IMPROVING OUT-OF-DISTRIBUTION GENERALIZATION WITH INDIRECTION REPRESENTATIONS

Abstract

We propose a generic module named Indirection Layer (InLay), which leverages indirection and data internal relationships to effectively construct symbolic indirect representations to improve out-of-distribution generalization capabilities of various neural architectures. InLay receives data input in the form of a sequence of objects, treats it as a complete weighted graph whose vertices are the objects and edge weights are scalars representing relationships between vertices. The input is first mapped via indirection to a symbolic graph with data-independent and trainable vertices. This symbolic graph is then propagated, resulting in new vertex features whose indirection will be used for prediction steps afterward.
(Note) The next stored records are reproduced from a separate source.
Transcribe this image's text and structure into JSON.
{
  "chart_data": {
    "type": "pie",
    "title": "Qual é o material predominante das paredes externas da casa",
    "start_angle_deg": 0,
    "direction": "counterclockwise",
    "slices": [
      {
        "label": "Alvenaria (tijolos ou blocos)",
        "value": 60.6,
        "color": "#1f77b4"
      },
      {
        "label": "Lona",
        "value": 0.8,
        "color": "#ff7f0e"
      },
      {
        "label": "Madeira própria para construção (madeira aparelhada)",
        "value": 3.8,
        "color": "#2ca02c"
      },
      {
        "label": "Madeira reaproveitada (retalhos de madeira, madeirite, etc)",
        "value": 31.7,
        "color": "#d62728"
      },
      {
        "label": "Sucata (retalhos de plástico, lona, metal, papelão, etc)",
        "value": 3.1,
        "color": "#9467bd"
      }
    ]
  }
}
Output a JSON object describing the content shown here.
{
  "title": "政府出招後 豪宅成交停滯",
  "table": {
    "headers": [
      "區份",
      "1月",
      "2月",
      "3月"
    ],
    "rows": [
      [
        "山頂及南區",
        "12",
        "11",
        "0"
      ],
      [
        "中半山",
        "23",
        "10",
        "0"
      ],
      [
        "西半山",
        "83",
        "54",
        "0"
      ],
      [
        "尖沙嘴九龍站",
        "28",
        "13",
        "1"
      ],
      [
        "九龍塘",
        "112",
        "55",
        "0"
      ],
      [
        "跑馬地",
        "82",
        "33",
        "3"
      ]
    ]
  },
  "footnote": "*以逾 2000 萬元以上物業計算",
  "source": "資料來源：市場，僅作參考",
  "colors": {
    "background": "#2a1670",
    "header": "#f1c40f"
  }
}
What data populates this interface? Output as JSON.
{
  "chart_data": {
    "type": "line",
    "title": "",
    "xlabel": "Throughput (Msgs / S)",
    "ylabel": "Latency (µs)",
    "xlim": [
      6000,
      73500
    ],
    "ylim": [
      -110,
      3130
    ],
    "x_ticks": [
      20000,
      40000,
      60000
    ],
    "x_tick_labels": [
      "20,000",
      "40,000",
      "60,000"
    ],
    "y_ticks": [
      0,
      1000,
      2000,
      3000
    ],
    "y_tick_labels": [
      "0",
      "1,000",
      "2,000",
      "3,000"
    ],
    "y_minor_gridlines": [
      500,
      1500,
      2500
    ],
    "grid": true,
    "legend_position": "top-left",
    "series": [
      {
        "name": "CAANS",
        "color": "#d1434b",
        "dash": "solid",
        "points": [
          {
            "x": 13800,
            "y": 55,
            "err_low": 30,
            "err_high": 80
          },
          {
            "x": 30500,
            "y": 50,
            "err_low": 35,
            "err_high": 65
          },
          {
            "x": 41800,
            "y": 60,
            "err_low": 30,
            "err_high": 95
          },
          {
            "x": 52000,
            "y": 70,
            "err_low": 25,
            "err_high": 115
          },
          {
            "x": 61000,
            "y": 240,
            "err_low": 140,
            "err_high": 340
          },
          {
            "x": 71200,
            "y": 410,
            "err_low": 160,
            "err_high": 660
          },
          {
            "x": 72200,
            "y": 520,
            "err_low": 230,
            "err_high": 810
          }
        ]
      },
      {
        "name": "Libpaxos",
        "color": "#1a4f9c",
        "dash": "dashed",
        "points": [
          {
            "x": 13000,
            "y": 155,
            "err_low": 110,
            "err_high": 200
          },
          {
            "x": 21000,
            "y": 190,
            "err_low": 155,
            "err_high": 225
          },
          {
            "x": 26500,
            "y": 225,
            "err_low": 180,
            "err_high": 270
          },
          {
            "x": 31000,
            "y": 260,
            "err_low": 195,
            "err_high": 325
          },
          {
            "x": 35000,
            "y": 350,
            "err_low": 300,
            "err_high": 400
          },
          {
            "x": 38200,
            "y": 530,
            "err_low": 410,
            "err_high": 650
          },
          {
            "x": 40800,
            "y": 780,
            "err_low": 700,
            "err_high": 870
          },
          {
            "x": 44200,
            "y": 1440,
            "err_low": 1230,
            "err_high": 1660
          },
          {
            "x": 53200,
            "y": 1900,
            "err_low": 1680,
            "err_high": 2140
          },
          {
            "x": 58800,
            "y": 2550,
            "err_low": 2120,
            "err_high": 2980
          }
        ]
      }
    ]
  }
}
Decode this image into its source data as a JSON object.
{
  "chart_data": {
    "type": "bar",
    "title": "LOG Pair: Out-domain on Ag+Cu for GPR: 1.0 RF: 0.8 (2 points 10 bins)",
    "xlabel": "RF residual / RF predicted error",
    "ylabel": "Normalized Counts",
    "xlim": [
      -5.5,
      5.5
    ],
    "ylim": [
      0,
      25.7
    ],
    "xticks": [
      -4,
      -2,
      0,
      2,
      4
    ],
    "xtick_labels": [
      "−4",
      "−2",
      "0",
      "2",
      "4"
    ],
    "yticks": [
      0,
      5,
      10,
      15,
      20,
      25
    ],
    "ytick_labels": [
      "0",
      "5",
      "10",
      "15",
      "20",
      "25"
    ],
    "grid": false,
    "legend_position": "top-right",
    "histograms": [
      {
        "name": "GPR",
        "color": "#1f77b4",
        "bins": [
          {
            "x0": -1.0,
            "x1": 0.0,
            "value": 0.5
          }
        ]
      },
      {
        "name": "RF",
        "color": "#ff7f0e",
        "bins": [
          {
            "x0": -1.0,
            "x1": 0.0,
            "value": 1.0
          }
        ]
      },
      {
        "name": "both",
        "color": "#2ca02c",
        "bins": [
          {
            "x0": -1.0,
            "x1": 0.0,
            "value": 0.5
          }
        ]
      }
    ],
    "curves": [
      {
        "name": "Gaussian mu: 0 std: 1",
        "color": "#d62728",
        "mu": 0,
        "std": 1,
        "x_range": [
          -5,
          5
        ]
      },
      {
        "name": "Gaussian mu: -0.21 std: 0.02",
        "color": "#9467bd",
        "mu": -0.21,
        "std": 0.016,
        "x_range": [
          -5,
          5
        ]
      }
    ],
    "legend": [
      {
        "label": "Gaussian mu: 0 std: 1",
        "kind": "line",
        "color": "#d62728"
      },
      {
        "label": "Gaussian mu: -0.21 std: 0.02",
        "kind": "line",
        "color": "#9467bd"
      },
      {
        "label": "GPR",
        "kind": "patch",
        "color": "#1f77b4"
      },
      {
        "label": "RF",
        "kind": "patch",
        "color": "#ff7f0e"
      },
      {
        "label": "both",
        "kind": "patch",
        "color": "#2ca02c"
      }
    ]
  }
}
Theoretically, we show that the distances between indirection representations are bounded by the distances between corresponding graphs, implying that unseen samples with very different surface statistics can still be close in the representation space to the seen samples if they share similar internal relationships. We demonstrate that InLay is consistently effective in improving out-of-distribution generalization throughout a comprehensive suite of experiments, including IQ problems, distorted image classification, and few-shot domain adaptation NLP classification. We also conduct ablation studies to verify different design choices of InLay.

1. INTRODUCTION

There have been several evidences showing that deep learning models may fail drastically in out-ofdistribution (OOD) testing circumstances (Geirhos et al., 2018; Keysers et al., 2020) . One reason widely agreed upon is that neural networks tend to learn surface statistics of data (Lake et al., 2017) and thus can not generalize to new samples with different statistics. On the other hand, humans excel at generalizing, and it has been long believed that the ability to think in a symbolic way is the key for humans to quickly adapt to new situations (Mitchell, 2021) . A powerful concept that can bridge concrete data and symbols is indirection, which binds two objects together and uses one to refer to the other. In computer science, indirection is widely used via pointer: data is bound to its memory address, and programs use the memory address to refer to that data. The capacity to draw analogies is yet another trait that facilitates human generalization. Several cognitive science theories have been proposed to explain analogy, and the Structure-Mapping Theory (SMT) (Gentner, 1983 ) is one of the most successful among them. SMT argues that not object attributes but the relationships between them are transferred in an analogy. For example, the hydrogen atom is analogous to the solar system not because they share the same sizes or temperatures but because they both have entities revolving around a center due to the attractive force. This suggests that internal relationships of a situation contain essential information for generalization. In this paper, we propose a method that simultaneously leverages indirection and data internal relationships to construct indirection representations, which can be interpreted as symbolic representations that respect the similarities between internal relationships. For instance, two IQ problems with similar hidden rules (i.e., similar internal relationships) should have similar indirection representations, though they contain completely different shapes or images.